Lessons From Horse River Wildfire Helping Crews Battle Current Fires

Lessons learned from the Horse River wildfire are helping firefighters battle blazes currently happening across the province.

Crews have been fighting wildfires over the past few weeks, some of which have threatened different communities such as High Level and Slave Lake.

Information Unit Lead for Alberta Wildfire Christie Tucker tells Mix News many of their current strategies were implemented because of our community’s evacuation.

She says the big change comes in the form of a Unified Command Structure.

“The people from Alberta Wildfire, the incident commanders, the ones running the operations are working side-by-side with the municipalities right from the beginning.”

A report released in 2017 from the municipality suggested the lack of a authority structure made battling the wildfire a challenge early on.

“Unified command per the ICS Canada model was not established quickly enough between the RMWB and Alberta Agriculture and Forestry in order to enable common situational awareness, establish a common set of objectives and develop a single, coordinated series of Incident Action Plans,” the report said.

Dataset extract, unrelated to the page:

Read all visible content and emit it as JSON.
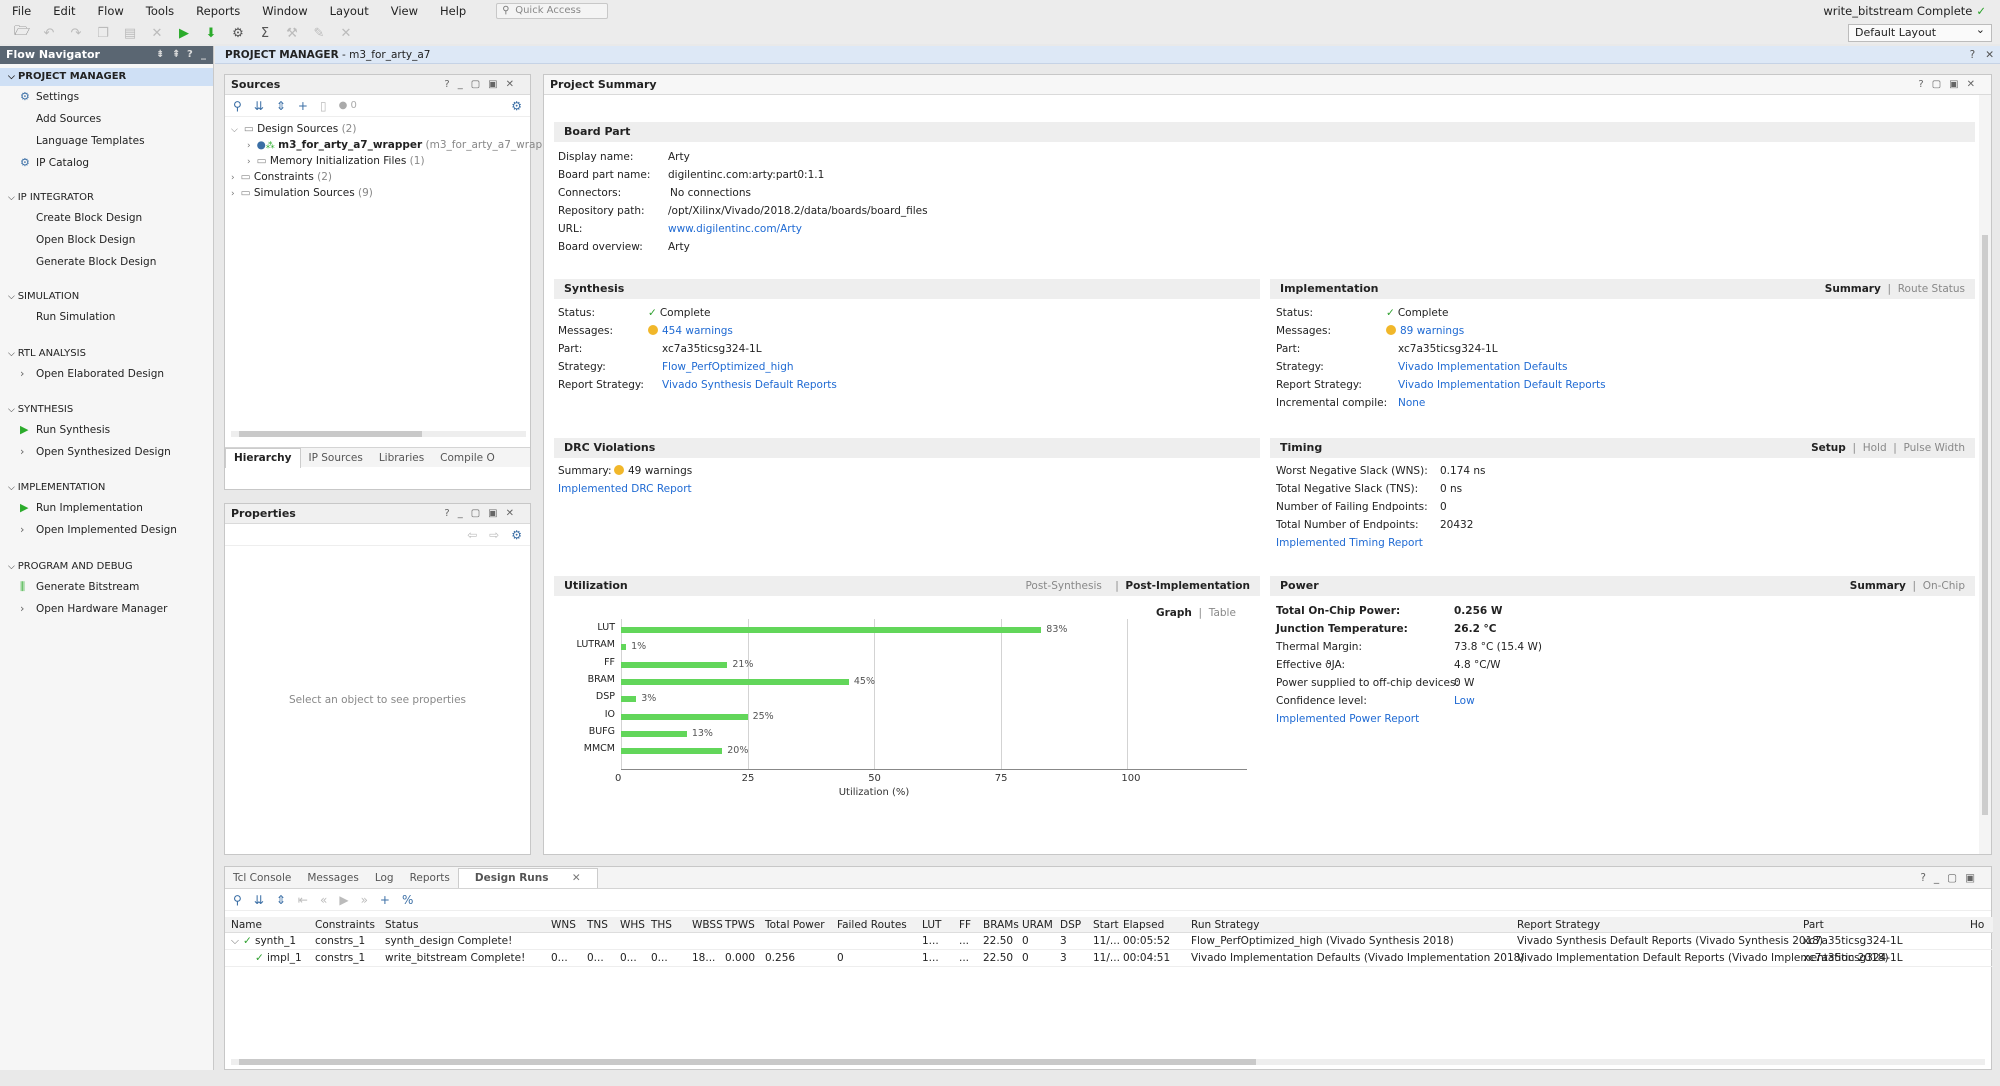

In High Level, Tucker adds decisions being made to combat the fire in the community and in the wooded areas were made together instead of separately.

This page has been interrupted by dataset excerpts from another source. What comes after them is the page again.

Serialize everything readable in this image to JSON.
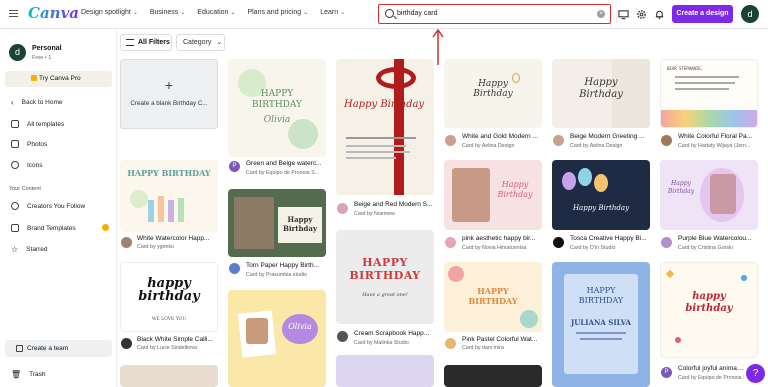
{
  "header": {
    "logo": "Canva",
    "nav": [
      "Design spotlight",
      "Business",
      "Education",
      "Plans and pricing",
      "Learn"
    ],
    "search_value": "birthday card",
    "create_label": "Create a design",
    "avatar_letter": "d"
  },
  "sidebar": {
    "account_letter": "d",
    "account_name": "Personal",
    "account_sub": "Free • 1",
    "try_label": "Try Canva Pro",
    "items": [
      "Back to Home",
      "All templates",
      "Photos",
      "Icons"
    ],
    "section": "Your Content",
    "content_items": [
      "Creators You Follow",
      "Brand Templates",
      "Starred"
    ],
    "team_label": "Create a team",
    "trash_label": "Trash"
  },
  "filters": {
    "all_label": "All Filters",
    "category_label": "Category"
  },
  "blank_card": {
    "label": "Create a blank Birthday C..."
  },
  "templates": [
    {
      "title": "White Watercolor Happ...",
      "by": "Card by ygenko"
    },
    {
      "title": "Black White Simple Calli...",
      "by": "Card by Lucie Sindelkova"
    },
    {
      "title": "Green and Beige waterc...",
      "by": "Card by Equipo de Pronoia S..."
    },
    {
      "title": "Torn Paper Happy Birth...",
      "by": "Card by Prasumbia studio"
    },
    {
      "title": "Beige and Red Modern S...",
      "by": "Card by Noemew"
    },
    {
      "title": "Cream Scrapbook Happ...",
      "by": "Card by Malinka Studio"
    },
    {
      "title": "White and Gold Modern ...",
      "by": "Card by Aelina Design"
    },
    {
      "title": "pink aesthetic happy bir...",
      "by": "Card by Novia Himatunnisa"
    },
    {
      "title": "Pink Pastel Colorful Wat...",
      "by": "Card by dani mira"
    },
    {
      "title": "Beige Modern Greeting ...",
      "by": "Card by Aelina Design"
    },
    {
      "title": "Tosca Creative Happy Bi...",
      "by": "Card by D'iri Studio"
    },
    {
      "title": "White Colorful Floral Pa...",
      "by": "Card by Hartaty Wijaya (Jern..."
    },
    {
      "title": "Purple Blue Watercolou...",
      "by": "Card by Cristina Gorski"
    },
    {
      "title": "Colorful joyful animat...",
      "by": "Card by Equipo de Pronoia S..."
    }
  ],
  "thumb_text": {
    "green_title": "HAPPY BIRTHDAY",
    "green_name": "Olivia",
    "beige_red": "Happy Birthday",
    "white_gold": "Happy Birthday",
    "beige_modern": "Happy Birthday",
    "floral_note": "DEAR STEPHANIE,",
    "watercolor": "HAPPY BIRTHDAY",
    "calli": "happy birthday",
    "calli_sub": "WE LOVE YOU",
    "torn": "Happy Birthday",
    "scrap": "HAPPY BIRTHDAY",
    "scrap_sub": "Have a great one!",
    "pink_aesthetic": "Happy Birthday",
    "tosca": "Happy Birthday",
    "purple_blue": "Happy Birthday",
    "pastel": "HAPPY BIRTHDAY",
    "blue_card": "HAPPY BIRTHDAY",
    "blue_name": "JULIANA SILVA",
    "joyful": "happy birthday",
    "olivia_purple": "Olivia"
  }
}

Another change focuses on longer accurate weather forecasting.

This allowes crews to prepare for the off-chance the blaze makes its way towards the community.

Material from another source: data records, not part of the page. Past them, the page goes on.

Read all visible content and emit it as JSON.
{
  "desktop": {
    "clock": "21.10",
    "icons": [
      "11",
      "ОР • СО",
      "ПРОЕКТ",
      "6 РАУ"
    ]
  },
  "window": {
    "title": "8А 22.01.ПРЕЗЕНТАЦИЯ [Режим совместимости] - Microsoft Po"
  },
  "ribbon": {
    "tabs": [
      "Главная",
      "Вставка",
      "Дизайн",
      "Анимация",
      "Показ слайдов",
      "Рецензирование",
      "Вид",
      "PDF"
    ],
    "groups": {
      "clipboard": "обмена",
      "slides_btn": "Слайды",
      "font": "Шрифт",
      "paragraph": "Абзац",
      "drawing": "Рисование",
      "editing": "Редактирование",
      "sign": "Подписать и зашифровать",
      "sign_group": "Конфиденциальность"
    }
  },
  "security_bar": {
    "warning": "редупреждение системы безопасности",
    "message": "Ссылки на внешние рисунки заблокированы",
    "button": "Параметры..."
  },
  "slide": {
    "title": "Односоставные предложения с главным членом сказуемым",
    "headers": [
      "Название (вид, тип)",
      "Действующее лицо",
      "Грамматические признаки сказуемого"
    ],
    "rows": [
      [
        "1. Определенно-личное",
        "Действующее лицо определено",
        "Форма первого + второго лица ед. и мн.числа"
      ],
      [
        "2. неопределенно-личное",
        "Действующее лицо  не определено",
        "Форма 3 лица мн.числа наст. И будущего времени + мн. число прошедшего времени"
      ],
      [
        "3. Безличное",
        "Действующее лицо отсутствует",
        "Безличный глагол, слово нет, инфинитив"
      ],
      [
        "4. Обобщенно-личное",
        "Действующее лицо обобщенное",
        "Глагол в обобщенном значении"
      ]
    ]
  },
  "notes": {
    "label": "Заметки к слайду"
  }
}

“Outside of High Level, we were able to take advantage of this more accurate weather forecast in order to do some of the preliminary work outside of the town to build those structures, to do control burning, and to take away some of the fuel that the fire would be consuming as it moved towards the town.”

These changes were all recommendations from two reports which looked at the province’s response to the wildfire.

Though not a direct change from the Horse River wildfire, Tucker believes High Level was much more open to evacuating early after seeing what happened in Wood Buffalo.

She notes this may be a common practice moving forward.

“Everyone in Canada had seen what happened in Fort McMurray, sensitivities have been raised about the importance of evacuating and I think people are probably more quick to respond as a result of that.”

Meanwhile, Tucker wants people to understand the fire bans and OHV restrictions they’ve put in place are there to help prevent wildfires from happeneing.